Alex Lelaure souligne par ailleurs qu’il a suivi plusieurs formations, avec la FFTT et France Alzheimer. « C’est essentiel pour moi d’être formé. Cela m’a permis de mieux comprendre la maladie, de comprendre qu’elle se développe différemment d’une personne à l’autre, et les attitudes à adopter. »

 

Et les aidants dans tout ça ?

Que ce soit à Carquefou, Le Mans ou Laval, généralement, les aidants jouent eux aussi au tennis de table, ou ils discutent entre eux. « On parle bien sûr de la maladie, de nos soucis quotidiens, mais on rigole aussi, on décompresse », indique Marie-Josée, aidante de son mari Claude qui joue au ping-pong au Mans. « Ce temps est une bouffée d’oxygène pour nous, ce sont de véritables moments de détente », ajoutent Monique et Rolande, dont les maris pratiquent le tennis de table à Laval.

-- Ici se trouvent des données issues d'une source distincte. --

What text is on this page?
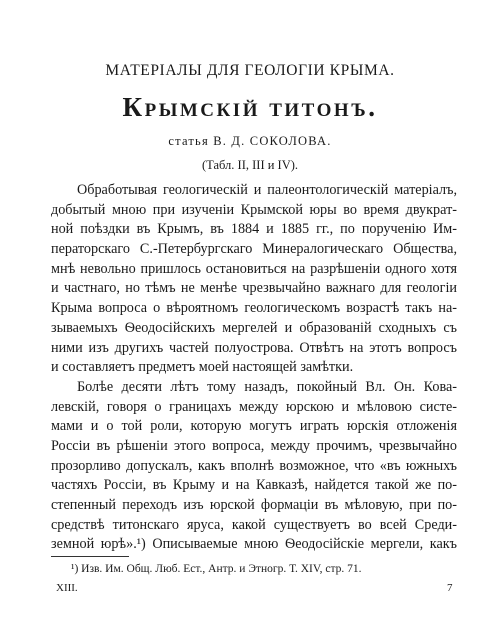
МАТЕРІАЛЫ ДЛЯ ГЕОЛОГІИ КРЫМА.
Крымскій титонъ.
статья В. Д. СОКОЛОВА.
(Табл. II, III и IV).
Обработывая геологическій и палеонтологическій матеріалъ,
добытый мною при изученіи Крымской юры во время двукрат-
ной поѣздки въ Крымъ, въ 1884 и 1885 гг., по порученію Им-
ператорскаго С.-Петербургскаго Минералогическаго Общества,
мнѣ невольно пришлось остановиться на разрѣшеніи одного хотя
и частнаго, но тѣмъ не менѣе чрезвычайно важнаго для геологіи
Крыма вопроса о вѣроятномъ геологическомъ возрастѣ такъ на-
зываемыхъ Ѳеодосійскихъ мергелей и образованій сходныхъ съ
ними изъ другихъ частей полуострова. Отвѣтъ на этотъ вопросъ
и составляетъ предметъ моей настоящей замѣтки.
Болѣе десяти лѣтъ тому назадъ, покойный Вл. Он. Кова-
левскій, говоря о границахъ между юрскою и мѣловою систе-
мами и о той роли, которую могутъ играть юрскія отложенія
Россіи въ рѣшеніи этого вопроса, между прочимъ, чрезвычайно
прозорливо допускалъ, какъ вполнѣ возможное, что «въ южныхъ
частяхъ Россіи, въ Крыму и на Кавказѣ, найдется такой же по-
степенный переходъ изъ юрской формаціи въ мѣловую, при по-
средствѣ титонскаго яруса, какой существуетъ во всей Среди-
земной юрѣ».¹) Описываемые мною Ѳеодосійскіе мергели, какъ
¹) Изв. Им. Общ. Люб. Ест., Антр. и Этногр. Т. XIV, стр. 71.
XIII.	7
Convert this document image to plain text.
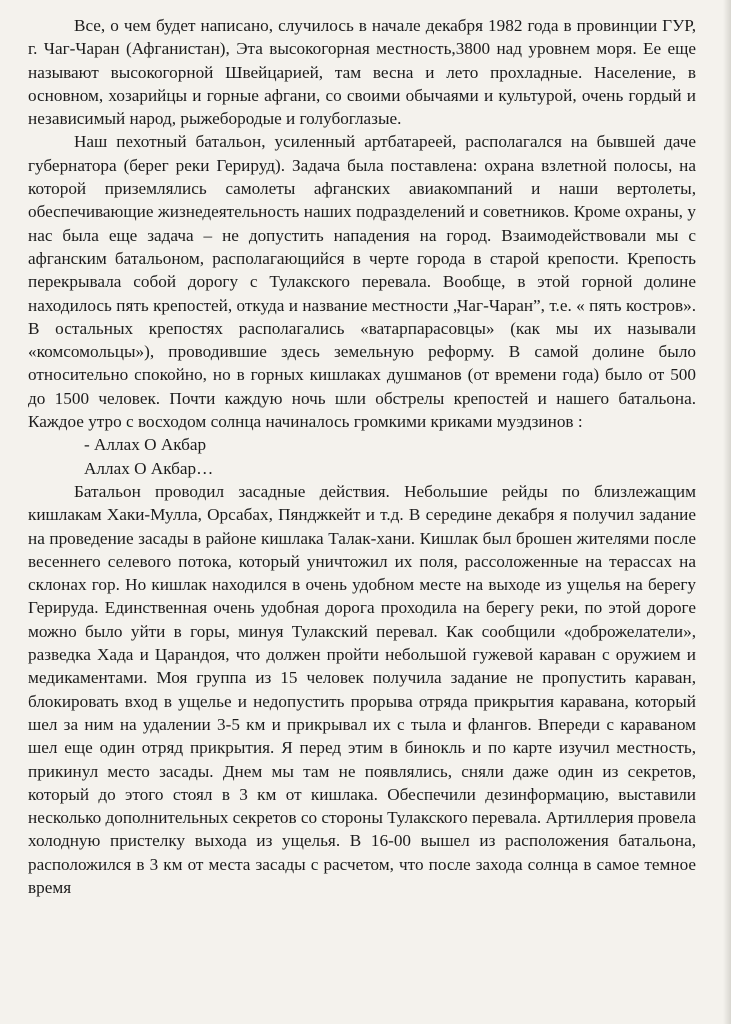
Все, о чем будет написано, случилось в начале декабря 1982 года в провинции ГУР, г. Чаг-Чаран (Афганистан), Эта высокогорная местность,3800 над уровнем моря. Ее еще называют высокогорной Швейцарией, там весна и лето прохладные. Население, в основном, хозарийцы и горные афгани, со своими обычаями и культурой, очень гордый и независимый народ, рыжебородые и голубоглазые.

Наш пехотный батальон, усиленный артбатареей, располагался на бывшей даче губернатора (берег реки Герируд). Задача была поставлена: охрана взлетной полосы, на которой приземлялись самолеты афганских авиакомпаний и наши вертолеты, обеспечивающие жизнедеятельность наших подразделений и советников. Кроме охраны, у нас была еще задача – не допустить нападения на город. Взаимодействовали мы с афганским батальоном, располагающийся в черте города в старой крепости. Крепость перекрывала собой дорогу с Тулакского перевала. Вообще, в этой горной долине находилось пять крепостей, откуда и название местности „Чаг-Чаран”, т.е. « пять костров». В остальных крепостях располагались «ватарпарасовцы» (как мы их называли «комсомольцы»), проводившие здесь земельную реформу. В самой долине было относительно спокойно, но в горных кишлаках душманов (от времени года) было от 500 до 1500 человек. Почти каждую ночь шли обстрелы крепостей и нашего батальона. Каждое утро с восходом солнца начиналось громкими криками муэдзинов :

- Аллах О Акбар

Аллах О Акбар…

Батальон проводил засадные действия. Небольшие рейды по близлежащим кишлакам Хаки-Мулла, Орсабах, Пянджкейт и т.д. В середине декабря я получил задание на проведение засады в районе кишлака Талак-хани. Кишлак был брошен жителями после весеннего селевого потока, который уничтожил их поля, рассоложенные на терассах на склонах гор. Но кишлак находился в очень удобном месте на выходе из ущелья на берегу Герируда. Единственная очень удобная дорога проходила на берегу реки, по этой дороге можно было уйти в горы, минуя Тулакский перевал. Как сообщили «доброжелатели», разведка Хада и Царандоя, что должен пройти небольшой гужевой караван с оружием и медикаментами. Моя группа из 15 человек получила задание не пропустить караван, блокировать вход в ущелье и недопустить прорыва отряда прикрытия каравана, который шел за ним на удалении 3-5 км и прикрывал их с тыла и флангов. Впереди с караваном шел еще один отряд прикрытия. Я перед этим в бинокль и по карте изучил местность, прикинул место засады. Днем мы там не появлялись, сняли даже один из секретов, который до этого стоял в 3 км от кишлака. Обеспечили дезинформацию, выставили несколько дополнительных секретов со стороны Тулакского перевала. Артиллерия провела холодную пристелку выхода из ущелья. В 16-00 вышел из расположения батальона, расположился в 3 км от места засады с расчетом, что после захода солнца в самое темное время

Des aidants dont le proche n’est plus à domicile mais en établissement continuent même parfois à participer à cette activité. La raison est simple : ils retrouvent des amis. Le lien social n’est ainsi pas seulement essentiel pour stimuler la personne malade. Il l’est également pour les aidants qui cherchent à éviter l’isolement et le repli sur soi. Bref: des aidants qui veulent continuer à vivre.

 

Indispensable validation scientifique

Les bienfaits semblent être de plusieurs ordres: cognitif (concentration, perception de l’espace visuel, etc.), physique et physiologique (motricité, équilibre, coordination, etc.), psychologique (estime de soi, motivation, etc.) et social. L’aidant aussi paraît tirer des bénéfices des séances de ping-pong adaptées.

Mais tout cela relève de l’empirique. Le conditionnel reste donc de rigueur. Cela reste des hypothèses, tant qu’elles ne sont pas validées scientifiquement.

C’est pourquoi l’association France Alzheimer et maladies apparentées va lancer et financer une étude dont les contours sont en train de s’affiner et qui sera pilotée par Pierre-Louis Bernard , maître de conférences des universités possédant une habilitation à diriger des recherches (HDR), et docteur en sciences du mouvement humain.

Ce projet de recherche peut permettre au moins quatre choses : déterminer s’il y a effectivement des bienfaits, quels sont ces bienfaits éventuels, mieux orienter l’activité physique adaptée et mieux former les éducateurs sportifs.

« Ce type de recherche est tout à fait pertinent », assure l’enseignant-chercheur Pierre-Louis Bernard. « Je suis dans une approche expérimentale. Une approche où l’on fait des hypothèses et où on déduit des interprétations au regard des résultats. Cette démarche critique est nécessaire. Nous sommes donc bien dans une approche objective, constructive. Il s’agit d’objectiver les effets d’une activité, quitte aussi à créer de la déception. Nous avons par exemple réalisé une étude sur la marche nordique avec des personnes âgées et nous avons mis en évidence qu’il n’y avait pas de bénéfice pour certaines fonctions, alors que tous les animateurs étaient convaincus qu’il y en avait. Ça ne veut pas dire que ça ne sert à rien mais que l’activité a certaines limites et qu’il faudrait peut-être l’organiser différemment. »

Une seule étude scientifique, aussi positive soit-elle, ne suffit toutefois pas pour valider une, ou des hypothèses. Il en faut plusieurs, avec différentes approches, différents publics… Mais ce travail est essentiel, aussi parce qu’il pourrait encourager les pouvoirs publics à investir davantage dans la promotion des activités physiques adaptées.